People affected by familicide asked to take part in review
Families who have been affected by domestic homicides have been asked to come forward as part of a review into how the State deals with such cases.
The study has been prompted by the story of Clodagh Hawe who, along with her three sons, was murdered by her husband Alan.
A notice asking for families who have faced similar tragedies to take part has now been published, with people asked to offer their story by the end of July.
The review will be led by Norah Gibbons, a qualified social worker who was the first chairperson of Tusla, the Child and Family Agency, and a member of the Commission to Inquire into Child Abuse.
Justice Minister Charlie Flanagan established the review after meeting with Ms Hawe's family earlier this year.
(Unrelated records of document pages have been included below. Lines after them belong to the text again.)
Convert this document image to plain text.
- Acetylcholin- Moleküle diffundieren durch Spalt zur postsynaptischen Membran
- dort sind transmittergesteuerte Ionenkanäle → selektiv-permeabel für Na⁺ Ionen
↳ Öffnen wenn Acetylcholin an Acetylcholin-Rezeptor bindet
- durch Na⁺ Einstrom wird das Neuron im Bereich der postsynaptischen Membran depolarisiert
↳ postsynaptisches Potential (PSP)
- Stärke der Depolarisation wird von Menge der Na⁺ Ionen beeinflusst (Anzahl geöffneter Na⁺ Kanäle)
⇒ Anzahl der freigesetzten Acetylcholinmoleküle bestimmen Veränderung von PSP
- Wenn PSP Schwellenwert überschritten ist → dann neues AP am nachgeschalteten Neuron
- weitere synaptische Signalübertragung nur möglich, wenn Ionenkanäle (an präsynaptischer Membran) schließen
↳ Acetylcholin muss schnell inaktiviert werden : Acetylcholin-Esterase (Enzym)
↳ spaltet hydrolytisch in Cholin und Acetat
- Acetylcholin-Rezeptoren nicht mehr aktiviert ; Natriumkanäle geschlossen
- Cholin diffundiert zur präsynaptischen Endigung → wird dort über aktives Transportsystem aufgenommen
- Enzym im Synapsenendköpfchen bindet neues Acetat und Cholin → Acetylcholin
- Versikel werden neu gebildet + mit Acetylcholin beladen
The Cavan woman suffered a horrific death alongside her children - Liam (14), Niall (11), and six-year-old Ryan - at the hands of her husband in August 2016.
Ms Hawe's mother, Mary Coll, and sister, Jacqueline Connolly, publicly appealed for change to the way the State helps families in such circumstances.
During a private meeting, they told Mr Flanagan: "We were the ones made to feel like criminals; the investigation officers said we were reading too much about the case in the papers and constantly asking questions."
Ms Connelly said there was "no initial support" after the murder-suicide. A notice published in national newspapers this weekend says Ms Gibbons will be supported by "a small team of relevant experts" to study both familicides and domestic homicides.
"The study team will consult with a wide range of stakeholers including State agencies, family members of victims and non-governmental organisations," the notice says.
Ms Gibbons has 12 months to compile her report, which will be made public.